Seja como for, agora que já se acabou a euforia desalmada, depois de termos assistido ao mesmo espectáculo gratuito de outros anos – “Feliz Ano Novo! diz o meu irmão hipócrita/ e vomita o que comeu e bebeu o ano inteiro.// Nas igrejas, boates e macumbas/ balimos e bailamos, as ovelhas/ que os filtros da redenção embebedaram./ E lançamos ao mar o tributo florido de nossa gratidão. E os deuses nos desprezam. (Lêdo Ivo) –, agora podemos deter-nos nessa ficção de que começou alguma coisa. Ficção chamou-lhe Fernando Pessoa, que viu como as “curvas do rio escondem só o movimento”, como é tudo o mesmo rio, e começar é só um passo para que se prepara o pensamento, vale pensar um pouco no que há de mais especifico a este tempo do qual Steiner disse há uns anos que perdeu a habilidade de começar de novo.
“Já não temos começos. Incipit: a orgulhosa palavra latina que designa o início sobrevive no poeirento vocábulo inglês inception. O escriba da Idade Média assinala o início de uma linha, o novo capítulo, por meio de uma capital iluminada. No seu turbilhão dourado ou carmim, o iluminista de manuscritos dispõe de animais heráldicos, dragões matinais, cantores e profetas. A inicial, significando a palavra, o começo e o primado, é uma fanfarra. Proclama a máxima de Platão, que nada tem de evidente: a origem é a excelência maior de todas as coisas, naturais e humanas. Hoje, entre as inclinações ocidentais – observe-se a presença muda da luz matutina deste mundo –, os reflexos, as inflexões da percepção são os da tarde, do crepúsculo.”

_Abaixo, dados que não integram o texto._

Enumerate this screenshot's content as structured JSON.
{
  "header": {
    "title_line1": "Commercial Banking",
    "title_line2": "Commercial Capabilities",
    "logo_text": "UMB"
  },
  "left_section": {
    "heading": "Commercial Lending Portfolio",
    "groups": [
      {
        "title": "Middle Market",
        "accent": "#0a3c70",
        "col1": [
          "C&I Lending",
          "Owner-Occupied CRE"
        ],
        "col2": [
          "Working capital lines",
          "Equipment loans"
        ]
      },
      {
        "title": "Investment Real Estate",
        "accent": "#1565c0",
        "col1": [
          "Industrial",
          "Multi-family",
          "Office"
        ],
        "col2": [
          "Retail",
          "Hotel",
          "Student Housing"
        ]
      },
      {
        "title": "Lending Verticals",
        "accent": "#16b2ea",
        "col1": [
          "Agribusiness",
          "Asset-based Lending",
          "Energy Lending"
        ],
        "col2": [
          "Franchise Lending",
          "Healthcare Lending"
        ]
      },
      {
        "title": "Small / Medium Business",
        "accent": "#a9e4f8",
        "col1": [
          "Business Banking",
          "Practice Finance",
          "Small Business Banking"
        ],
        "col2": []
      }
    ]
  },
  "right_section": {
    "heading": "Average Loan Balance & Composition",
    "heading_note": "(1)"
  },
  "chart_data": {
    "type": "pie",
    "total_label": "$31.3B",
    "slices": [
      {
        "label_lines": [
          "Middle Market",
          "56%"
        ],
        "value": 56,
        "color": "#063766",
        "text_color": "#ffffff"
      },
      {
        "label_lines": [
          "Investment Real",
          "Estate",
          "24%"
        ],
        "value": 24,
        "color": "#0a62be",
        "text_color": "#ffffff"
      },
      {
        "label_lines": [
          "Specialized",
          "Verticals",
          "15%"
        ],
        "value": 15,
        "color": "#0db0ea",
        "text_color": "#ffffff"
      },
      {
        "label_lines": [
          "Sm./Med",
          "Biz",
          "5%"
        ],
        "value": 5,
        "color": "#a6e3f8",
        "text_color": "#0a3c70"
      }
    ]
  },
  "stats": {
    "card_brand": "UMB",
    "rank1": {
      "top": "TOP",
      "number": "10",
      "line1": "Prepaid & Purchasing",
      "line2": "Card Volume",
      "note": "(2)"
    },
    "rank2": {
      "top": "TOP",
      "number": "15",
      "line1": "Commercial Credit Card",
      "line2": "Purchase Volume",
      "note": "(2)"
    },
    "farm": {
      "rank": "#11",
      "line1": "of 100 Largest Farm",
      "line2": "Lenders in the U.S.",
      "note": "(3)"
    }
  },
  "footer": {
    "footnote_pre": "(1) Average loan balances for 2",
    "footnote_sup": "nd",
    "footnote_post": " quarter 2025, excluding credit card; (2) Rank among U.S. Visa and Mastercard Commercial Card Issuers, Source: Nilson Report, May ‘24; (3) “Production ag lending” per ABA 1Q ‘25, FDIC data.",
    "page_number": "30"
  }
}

Talvez devêssemos ter começado por aqui, o que não seria difícil se, entretanto, tivesse havido desenvolvimentos. Não houve. Há cada vez mais um desejo generalizado de pronunciar óbitos, de declarar a morte a torto e a direito, na esperança, talvez, de que isso livre o caminho para que algo nasça. “Jamais haverá ano novo,/ se continuar a copiar os erros dos anos velhos, disse um qualquer na internet tentando passá-lo como versos do Camões. Não há erro maior do que antecipar o desespero. Passar da industrialização da esperança aos pequenos artesanatos e oficinas do descrédito, da descrença. Anda assim o mundo, num desconsolo tal, infamado, doido por lançar a suspeita sobre os outros, talvez para aliviar-se do esforço de exigir a si mesmo uma resolução para levar até ao fim. E se Steiner reconhecia que o seu argumento era também ele, no seu todo, vulnerável, expondo-se ao risco “daquilo que Kierkegaard chamava ‘as feridas da negatividade’”, não deixa de ser mais audível hoje que nunca como, para lá dos testemunhos da filosofia ou das artes, se generalizou entre nós esse eco “dos tempos de encerramento dos jardins do Ocidente”. Mas então e para terminar, apetece citar Manuel Resende e um poema do seu livro “O mundo clamoroso, ainda”: “Longe de mim querer corromper a juventude,/ É um trabalho que sobreleva as/ Minhas capacidades./ Antes cicuta./ Mas tenho que explicar o sentido/ Da palavra “desesperança”.// É uma esperança negativa./ A gente senta-se num cais/ E deixa o sol trabalhar./ O sol minúsculo, isto é, o calor na pele./ Chamo a isto a experiência mínima.// Feito isto:/ Venha de lá então/ Essa catástrofe.”